O levantamento revela que 54,9% dos brasileiros consideram o vazamento como "evidências obtidas em uma investigação legítima". Em contrapartida, 33% dos entrevistados endossam a visão do senador, interpretando a divulgação das conversas como uma "tentativa de prejudicar politicamente Flávio Bolsonaro". Outros 9,7% atribuem peso igual a ambas as perspectivas, e 2,5% não souberam se posicionar.

Impacto Político e Eleitoral nas Ambições do Senador

A repercussão das mensagens trocadas entre Flávio Bolsonaro e Daniel Vorcaro projeta uma sombra sobre as aspirações políticas do senador. Para 45,1% dos entrevistados, a divulgação do caso "enfraqueceu muito" sua eventual candidatura à Presidência. Outros 19% avaliam que o episódio "enfraqueceu um pouco" suas chances. Enquanto 15% acreditam que o incidente "não afetou a candidatura", um grupo de 13,4% surpreendentemente vê um "fortalecimento da candidatura" devido ao ocorrido, com 7,3% que não souberam avaliar.
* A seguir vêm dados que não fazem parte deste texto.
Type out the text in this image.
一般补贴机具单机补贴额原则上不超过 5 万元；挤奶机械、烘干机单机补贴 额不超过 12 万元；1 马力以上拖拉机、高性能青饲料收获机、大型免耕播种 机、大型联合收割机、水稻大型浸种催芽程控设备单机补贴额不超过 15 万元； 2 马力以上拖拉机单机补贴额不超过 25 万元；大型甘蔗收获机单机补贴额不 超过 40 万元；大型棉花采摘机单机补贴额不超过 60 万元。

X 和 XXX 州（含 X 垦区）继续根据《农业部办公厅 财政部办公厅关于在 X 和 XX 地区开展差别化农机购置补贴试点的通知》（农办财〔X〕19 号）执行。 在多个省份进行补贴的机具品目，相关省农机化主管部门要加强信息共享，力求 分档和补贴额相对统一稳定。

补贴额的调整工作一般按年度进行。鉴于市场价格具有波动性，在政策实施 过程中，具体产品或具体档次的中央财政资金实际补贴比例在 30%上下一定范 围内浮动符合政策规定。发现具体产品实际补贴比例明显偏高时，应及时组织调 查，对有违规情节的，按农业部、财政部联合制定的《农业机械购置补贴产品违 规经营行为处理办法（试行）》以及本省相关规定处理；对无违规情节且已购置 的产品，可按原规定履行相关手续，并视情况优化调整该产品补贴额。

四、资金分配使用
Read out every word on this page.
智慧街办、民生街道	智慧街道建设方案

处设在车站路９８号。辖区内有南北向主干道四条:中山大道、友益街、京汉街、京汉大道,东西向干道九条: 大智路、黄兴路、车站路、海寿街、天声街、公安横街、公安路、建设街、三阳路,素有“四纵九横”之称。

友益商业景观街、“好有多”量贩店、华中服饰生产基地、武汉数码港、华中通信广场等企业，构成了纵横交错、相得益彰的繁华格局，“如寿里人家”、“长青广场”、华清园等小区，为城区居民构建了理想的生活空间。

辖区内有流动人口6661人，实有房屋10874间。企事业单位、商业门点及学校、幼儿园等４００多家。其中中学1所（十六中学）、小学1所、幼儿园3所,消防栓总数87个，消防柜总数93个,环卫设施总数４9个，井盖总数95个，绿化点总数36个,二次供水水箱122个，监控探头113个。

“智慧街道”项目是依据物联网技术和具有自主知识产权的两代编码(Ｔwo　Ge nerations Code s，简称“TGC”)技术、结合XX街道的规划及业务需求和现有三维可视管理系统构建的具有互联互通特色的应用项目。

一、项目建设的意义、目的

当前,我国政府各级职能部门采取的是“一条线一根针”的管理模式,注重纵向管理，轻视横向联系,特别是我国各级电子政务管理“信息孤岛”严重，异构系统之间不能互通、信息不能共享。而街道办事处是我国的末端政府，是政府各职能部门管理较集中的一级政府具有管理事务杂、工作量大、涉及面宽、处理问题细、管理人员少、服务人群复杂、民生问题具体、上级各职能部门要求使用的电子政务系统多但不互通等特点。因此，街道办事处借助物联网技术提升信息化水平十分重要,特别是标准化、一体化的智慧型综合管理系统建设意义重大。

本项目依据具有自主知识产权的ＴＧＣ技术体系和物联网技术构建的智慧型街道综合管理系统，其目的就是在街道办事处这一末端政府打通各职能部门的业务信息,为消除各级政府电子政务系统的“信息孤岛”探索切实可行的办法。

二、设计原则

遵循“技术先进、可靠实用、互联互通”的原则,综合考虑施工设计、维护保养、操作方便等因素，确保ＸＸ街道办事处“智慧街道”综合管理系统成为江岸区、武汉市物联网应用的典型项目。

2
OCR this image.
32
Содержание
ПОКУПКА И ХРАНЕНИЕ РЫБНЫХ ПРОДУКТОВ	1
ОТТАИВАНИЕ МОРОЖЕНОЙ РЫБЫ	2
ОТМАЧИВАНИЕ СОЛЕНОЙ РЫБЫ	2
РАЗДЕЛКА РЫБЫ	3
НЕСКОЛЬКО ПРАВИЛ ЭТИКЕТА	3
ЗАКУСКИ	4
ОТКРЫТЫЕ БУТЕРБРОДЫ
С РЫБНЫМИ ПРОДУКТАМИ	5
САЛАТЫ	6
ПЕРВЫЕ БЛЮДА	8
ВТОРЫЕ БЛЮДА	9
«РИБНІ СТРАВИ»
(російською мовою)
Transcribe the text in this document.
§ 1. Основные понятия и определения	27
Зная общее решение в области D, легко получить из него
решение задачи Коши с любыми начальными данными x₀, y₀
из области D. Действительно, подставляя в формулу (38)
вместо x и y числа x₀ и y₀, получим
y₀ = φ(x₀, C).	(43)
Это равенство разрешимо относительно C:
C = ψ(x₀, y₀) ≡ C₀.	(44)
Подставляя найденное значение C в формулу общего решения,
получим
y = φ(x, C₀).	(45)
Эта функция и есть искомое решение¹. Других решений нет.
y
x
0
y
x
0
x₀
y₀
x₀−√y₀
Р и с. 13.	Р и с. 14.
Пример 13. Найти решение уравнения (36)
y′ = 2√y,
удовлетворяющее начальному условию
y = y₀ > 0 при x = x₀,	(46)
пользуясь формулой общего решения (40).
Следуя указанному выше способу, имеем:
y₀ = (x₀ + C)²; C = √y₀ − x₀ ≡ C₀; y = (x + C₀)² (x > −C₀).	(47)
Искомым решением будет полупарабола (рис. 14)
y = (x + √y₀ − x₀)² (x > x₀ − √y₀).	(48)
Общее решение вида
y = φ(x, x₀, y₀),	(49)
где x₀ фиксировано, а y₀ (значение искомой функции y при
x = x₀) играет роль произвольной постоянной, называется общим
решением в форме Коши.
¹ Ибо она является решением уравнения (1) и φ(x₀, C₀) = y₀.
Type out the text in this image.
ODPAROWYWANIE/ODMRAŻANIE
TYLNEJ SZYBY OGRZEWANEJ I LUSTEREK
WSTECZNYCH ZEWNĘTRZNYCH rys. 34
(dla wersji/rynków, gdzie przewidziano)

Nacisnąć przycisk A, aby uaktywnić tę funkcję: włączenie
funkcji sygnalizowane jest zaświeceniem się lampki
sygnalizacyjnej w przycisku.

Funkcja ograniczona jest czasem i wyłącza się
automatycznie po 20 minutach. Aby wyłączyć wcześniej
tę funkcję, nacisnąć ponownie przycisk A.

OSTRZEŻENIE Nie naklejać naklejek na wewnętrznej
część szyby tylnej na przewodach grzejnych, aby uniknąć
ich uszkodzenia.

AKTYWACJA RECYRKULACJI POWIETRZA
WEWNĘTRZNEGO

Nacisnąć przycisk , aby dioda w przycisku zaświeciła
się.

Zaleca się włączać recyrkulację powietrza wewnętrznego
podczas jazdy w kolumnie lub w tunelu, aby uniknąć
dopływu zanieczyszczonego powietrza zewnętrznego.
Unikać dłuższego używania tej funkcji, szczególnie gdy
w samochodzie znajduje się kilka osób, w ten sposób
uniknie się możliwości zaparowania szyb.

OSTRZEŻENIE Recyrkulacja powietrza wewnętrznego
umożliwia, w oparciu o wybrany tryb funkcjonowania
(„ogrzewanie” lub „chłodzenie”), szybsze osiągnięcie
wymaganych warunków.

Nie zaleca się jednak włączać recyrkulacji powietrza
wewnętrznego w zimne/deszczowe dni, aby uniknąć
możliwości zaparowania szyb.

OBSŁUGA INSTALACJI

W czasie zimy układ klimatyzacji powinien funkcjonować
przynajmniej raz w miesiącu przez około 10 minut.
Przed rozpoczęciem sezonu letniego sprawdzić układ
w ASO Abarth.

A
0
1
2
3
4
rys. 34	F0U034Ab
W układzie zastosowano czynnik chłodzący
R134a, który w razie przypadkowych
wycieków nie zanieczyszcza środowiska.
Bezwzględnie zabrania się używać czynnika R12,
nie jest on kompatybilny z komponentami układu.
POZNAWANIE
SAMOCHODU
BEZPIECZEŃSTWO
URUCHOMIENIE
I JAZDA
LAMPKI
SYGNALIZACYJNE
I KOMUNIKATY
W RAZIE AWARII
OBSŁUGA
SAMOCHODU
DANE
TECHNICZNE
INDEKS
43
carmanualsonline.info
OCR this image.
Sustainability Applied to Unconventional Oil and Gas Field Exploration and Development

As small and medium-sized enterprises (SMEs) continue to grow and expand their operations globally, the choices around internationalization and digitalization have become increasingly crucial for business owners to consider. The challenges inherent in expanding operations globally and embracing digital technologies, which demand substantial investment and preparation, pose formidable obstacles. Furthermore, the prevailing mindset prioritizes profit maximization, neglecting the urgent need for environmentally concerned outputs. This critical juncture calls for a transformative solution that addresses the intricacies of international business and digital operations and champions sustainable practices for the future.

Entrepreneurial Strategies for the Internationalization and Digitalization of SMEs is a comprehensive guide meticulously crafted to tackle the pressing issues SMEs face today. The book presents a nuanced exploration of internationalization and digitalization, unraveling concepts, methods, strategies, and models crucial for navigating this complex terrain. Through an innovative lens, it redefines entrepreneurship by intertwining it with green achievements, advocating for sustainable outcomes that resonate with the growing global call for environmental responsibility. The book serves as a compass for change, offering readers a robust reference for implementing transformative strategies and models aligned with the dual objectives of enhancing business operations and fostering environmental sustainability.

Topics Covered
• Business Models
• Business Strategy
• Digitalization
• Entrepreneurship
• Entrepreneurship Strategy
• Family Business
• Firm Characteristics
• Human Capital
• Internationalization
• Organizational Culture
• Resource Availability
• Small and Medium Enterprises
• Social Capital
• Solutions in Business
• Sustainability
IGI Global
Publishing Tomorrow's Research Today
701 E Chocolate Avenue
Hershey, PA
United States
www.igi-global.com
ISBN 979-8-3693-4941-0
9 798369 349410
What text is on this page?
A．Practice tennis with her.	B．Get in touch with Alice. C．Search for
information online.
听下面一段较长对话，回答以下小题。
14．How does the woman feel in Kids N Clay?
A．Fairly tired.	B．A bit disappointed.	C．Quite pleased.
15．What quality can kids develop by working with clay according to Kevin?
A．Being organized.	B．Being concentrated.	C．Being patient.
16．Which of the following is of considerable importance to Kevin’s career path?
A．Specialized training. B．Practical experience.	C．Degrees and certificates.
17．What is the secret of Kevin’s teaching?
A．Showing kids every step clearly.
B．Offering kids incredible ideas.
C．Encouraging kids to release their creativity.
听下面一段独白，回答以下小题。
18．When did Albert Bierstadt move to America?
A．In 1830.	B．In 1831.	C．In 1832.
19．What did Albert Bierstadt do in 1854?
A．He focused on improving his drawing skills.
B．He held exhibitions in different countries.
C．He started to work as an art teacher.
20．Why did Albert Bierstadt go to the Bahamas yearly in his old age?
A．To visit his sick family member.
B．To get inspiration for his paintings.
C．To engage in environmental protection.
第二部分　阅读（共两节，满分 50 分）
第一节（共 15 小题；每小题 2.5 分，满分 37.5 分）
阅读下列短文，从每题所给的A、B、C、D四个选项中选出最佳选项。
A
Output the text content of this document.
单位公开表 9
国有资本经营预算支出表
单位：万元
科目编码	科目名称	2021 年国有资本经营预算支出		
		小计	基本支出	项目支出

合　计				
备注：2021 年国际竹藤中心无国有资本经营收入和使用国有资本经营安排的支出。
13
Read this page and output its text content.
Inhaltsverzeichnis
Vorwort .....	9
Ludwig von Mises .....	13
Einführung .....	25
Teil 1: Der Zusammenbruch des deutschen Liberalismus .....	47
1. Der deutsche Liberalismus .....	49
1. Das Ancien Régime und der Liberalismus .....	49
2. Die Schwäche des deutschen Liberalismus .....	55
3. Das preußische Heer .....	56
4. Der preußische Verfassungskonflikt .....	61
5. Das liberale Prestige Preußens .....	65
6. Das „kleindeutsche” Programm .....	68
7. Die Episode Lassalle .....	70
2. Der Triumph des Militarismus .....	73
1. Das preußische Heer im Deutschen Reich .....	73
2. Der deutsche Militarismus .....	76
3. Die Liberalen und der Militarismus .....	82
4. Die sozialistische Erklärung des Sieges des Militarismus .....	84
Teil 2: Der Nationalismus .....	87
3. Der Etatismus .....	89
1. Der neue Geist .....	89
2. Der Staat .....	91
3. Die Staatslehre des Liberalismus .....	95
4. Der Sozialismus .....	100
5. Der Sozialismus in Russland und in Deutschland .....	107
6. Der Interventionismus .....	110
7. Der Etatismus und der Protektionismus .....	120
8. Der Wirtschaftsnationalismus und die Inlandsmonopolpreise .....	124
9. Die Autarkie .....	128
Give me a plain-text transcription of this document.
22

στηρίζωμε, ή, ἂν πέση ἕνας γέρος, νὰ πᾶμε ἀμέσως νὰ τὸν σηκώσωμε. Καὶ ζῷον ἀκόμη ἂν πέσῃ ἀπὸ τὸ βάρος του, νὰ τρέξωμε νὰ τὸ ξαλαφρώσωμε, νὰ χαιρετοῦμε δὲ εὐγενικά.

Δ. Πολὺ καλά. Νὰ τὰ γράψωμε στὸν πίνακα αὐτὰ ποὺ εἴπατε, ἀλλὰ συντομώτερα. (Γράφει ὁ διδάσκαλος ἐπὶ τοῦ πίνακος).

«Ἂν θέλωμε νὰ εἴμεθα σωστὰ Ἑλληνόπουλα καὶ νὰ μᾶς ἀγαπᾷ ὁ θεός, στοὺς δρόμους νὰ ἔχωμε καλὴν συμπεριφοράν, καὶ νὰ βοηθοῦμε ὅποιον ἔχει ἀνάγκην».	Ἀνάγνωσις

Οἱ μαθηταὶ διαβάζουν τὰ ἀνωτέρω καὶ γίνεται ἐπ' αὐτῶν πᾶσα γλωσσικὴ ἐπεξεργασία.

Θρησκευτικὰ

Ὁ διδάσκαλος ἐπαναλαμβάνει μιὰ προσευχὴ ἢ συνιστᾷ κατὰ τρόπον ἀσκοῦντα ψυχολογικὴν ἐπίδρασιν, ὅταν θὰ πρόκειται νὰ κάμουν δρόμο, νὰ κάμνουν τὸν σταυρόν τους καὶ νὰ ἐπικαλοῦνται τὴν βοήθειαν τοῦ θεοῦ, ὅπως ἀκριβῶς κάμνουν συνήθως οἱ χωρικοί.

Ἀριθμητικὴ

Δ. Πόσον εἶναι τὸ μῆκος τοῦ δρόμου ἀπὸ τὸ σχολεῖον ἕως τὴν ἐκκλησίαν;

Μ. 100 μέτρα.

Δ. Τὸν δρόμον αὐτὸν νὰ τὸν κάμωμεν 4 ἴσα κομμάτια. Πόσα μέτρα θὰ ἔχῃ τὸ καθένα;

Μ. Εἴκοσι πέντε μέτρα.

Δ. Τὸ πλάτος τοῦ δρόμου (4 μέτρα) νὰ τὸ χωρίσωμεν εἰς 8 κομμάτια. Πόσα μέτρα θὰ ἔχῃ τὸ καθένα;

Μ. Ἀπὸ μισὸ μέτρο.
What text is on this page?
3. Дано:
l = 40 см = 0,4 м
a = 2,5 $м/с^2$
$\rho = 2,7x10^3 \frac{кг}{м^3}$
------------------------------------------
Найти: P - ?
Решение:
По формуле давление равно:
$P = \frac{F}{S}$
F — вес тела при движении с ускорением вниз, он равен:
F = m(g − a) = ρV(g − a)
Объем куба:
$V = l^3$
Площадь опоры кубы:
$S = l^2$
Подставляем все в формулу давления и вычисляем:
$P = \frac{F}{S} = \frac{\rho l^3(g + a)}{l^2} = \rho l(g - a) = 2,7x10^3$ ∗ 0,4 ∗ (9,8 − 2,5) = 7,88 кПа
No que tange à disposição de voto, a análise é igualmente matizada. Após a divulgação das mensagens, 3,6% dos eleitores declararam-se "menos dispostos a votar" no senador, e 9,4% se consideram "muito menos dispostos". Uma parcela considerável, 47,1%, afirma que já não votaria em Flávio independentemente do episódio, e 21% declaram que as mensagens "não afetam" sua decisão. Interessantemente, 13,7% dos entrevistados manifestaram-se "muito mais dispostos a votar" no senador, enquanto 5,1% se disseram "mais dispostos" após a exposição das conversas, revelando um efeito polarizador.

Metodologia da Pesquisa e Detalhes do Levantamento

A pesquisa Atlas/Bloomberg ouviu 5.032 pessoas em todo o território nacional, utilizando um método de recrutamento digital aleatório (Atlas RDR). As entrevistas foram realizadas entre os dias 13 e 18 de maio, cobrindo o período imediatamente posterior à divulgação das informações pelo Intercept Brasil. O estudo possui uma margem de erro de um ponto percentual, para mais ou para menos, com um nível de confiança de 95%. A iniciativa foi custeada com recursos próprios do instituto e está devidamente registrada no Tribunal Superior Eleitoral (TSE) sob o protocolo BR-06939/2026.

Este levantamento oferece um panorama crucial sobre a forma como o público brasileiro assimila e reage a informações que envolvem figuras políticas de destaque em escândalos de grande repercussão, influenciando diretamente o cenário eleitoral e a imagem pública dos envolvidos.